The challenge of online monetisation
One of the main challenges for growth (or mere survival) has been the decline in print advertising revenues that has gone hand in hand with the decline in print circulations, largely driven by a reduction in property and recruitment advertising in print. The proposed monetisation of their online offering to offset these declines largely hasn’t taken off, possibly because UK consumers simply won’t pay for content that they can get for ‘free’ from their benevolent Auntie Beeb or – as is often the case these days – via Facebook.
What might the future hold for the industry?
We’ve seen a range of different tactics employed in recent years to try to arrest the decline and help turn fortunes around. New ventures, local or otherwise, have met with a mixed response (anyone remember ‘New Day’? Thought not). The Independent successfully launched The i in 2010, offering ‘snackable’ news with a cheap cover price, and made the bold decision to go entirely digital back in 2016. If The Guardian’s website is anything to go by, they seem to be on a continuous crowdfunding drive in order to maintain solvency. The recent acquisition of the Express & Star by Trinity Mirror perhaps hints at where the future lies – a collaborative one where old enmities are forgotten and audience reach and scale online and offline are brought to the fore, regardless of which mast(head) the consumer pins his/ her colours to.
Plenty life in the old dog yet?
Circulation decline and dwindling revenue streams aside, we shouldn’t paint too bleak a picture of the short-medium term future. Newspapers are often undervalued by agencies and advertisers but still very much have a part to play where consumers and client budgets are concerned. As screen-sharing and media multi-tasking increases, press is one of the last few ‘appointment to view’ media – when someone is reading a newspaper that’s generally all they are doing - and this will become even more valuable as media channels continue to fragment.
Heritage and brand loyalty
Press brands have a distinct and unique heritage and identity, built up over years of publishing pre-internet, and reader loyalty can’t be underestimated. The Independent fared a lot better as an online-only platform (taking on the likes of The Huffington Post) than it would have done if it was a start-up. Independent readers knew what to expect, they could trust in its journalists and content and they already understood its political leanings. The value and credibility of ‘real’ journalism has also become starker amidst the rise in ‘fake news’. All these factors are important when considering the true ‘power’ of press brands. The audience is clearly out there and still sees a value in a brand and its journalists; they just want to access it in different ways and probably don’t want to pay for it. The days of 100k daily newsstand sales for The Scotsman are now long gone, but Andrew Neil currently has 800k followers on Twitter.
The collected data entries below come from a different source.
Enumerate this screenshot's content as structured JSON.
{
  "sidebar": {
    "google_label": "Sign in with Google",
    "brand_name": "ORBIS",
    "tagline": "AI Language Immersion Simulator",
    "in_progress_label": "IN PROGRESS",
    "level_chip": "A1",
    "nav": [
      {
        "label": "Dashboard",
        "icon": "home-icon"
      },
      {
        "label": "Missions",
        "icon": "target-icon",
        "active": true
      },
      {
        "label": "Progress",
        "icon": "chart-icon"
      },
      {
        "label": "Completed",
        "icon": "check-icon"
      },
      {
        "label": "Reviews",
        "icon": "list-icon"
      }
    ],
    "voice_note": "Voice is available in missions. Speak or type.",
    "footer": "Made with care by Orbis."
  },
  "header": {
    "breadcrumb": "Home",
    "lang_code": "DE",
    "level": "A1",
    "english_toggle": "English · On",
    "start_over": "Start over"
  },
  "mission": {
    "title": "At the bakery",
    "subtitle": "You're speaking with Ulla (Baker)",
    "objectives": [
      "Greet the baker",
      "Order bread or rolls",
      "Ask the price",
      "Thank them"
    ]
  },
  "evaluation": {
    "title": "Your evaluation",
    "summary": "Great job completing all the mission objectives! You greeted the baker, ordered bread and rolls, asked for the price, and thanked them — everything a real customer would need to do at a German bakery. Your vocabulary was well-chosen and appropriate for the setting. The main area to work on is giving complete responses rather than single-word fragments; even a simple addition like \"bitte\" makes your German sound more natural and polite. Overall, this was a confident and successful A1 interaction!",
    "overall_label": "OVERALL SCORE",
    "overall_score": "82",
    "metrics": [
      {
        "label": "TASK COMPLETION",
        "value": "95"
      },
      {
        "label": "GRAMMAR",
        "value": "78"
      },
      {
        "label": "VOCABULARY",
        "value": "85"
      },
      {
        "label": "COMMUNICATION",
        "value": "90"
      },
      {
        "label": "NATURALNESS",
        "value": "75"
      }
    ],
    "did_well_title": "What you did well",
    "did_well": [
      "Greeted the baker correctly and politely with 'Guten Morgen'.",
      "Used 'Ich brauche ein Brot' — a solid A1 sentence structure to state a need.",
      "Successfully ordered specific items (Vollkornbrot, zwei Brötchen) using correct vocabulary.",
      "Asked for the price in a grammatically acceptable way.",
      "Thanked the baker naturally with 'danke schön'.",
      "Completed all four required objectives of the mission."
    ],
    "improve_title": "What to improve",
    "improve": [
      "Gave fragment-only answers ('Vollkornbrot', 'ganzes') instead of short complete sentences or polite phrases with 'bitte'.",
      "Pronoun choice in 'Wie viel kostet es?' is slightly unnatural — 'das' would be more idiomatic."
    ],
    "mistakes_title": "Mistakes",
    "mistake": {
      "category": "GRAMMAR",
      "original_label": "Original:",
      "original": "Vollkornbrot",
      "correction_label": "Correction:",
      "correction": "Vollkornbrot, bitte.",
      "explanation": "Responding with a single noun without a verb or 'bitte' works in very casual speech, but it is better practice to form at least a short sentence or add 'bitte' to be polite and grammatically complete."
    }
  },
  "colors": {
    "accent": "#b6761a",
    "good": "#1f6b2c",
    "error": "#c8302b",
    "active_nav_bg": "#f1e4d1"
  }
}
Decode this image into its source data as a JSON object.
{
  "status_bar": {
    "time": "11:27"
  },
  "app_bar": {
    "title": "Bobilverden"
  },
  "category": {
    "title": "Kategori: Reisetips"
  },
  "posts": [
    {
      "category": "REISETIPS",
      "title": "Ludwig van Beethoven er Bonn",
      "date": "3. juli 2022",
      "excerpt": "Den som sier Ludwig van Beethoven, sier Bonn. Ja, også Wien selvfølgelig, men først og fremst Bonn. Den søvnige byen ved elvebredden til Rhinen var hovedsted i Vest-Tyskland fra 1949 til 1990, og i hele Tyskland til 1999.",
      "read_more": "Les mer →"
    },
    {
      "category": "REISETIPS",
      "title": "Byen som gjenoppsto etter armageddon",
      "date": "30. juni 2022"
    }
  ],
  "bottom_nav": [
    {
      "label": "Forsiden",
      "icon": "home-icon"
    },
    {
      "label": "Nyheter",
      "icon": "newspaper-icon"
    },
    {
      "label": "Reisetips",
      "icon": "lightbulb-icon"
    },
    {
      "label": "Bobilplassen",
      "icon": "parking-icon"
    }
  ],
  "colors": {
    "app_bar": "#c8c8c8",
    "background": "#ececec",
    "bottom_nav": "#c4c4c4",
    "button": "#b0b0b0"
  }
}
As part of a properly integrated campaign they can complement platforms like search and broadcast brilliantly and can be particularly useful in driving short-term sales growth. Newspapers also offer some of the most established and transparent audience measurement tools available to advertisers.
So, next time you’re tucking into your chips, asking Alexa to do your ironing, watching your favourite TV show on catch up while scanning your newsfeed, let’s not forget the role that press still has to play in our society, on our media schedules and in future marketing plans – who knows, it might yet have the last laugh.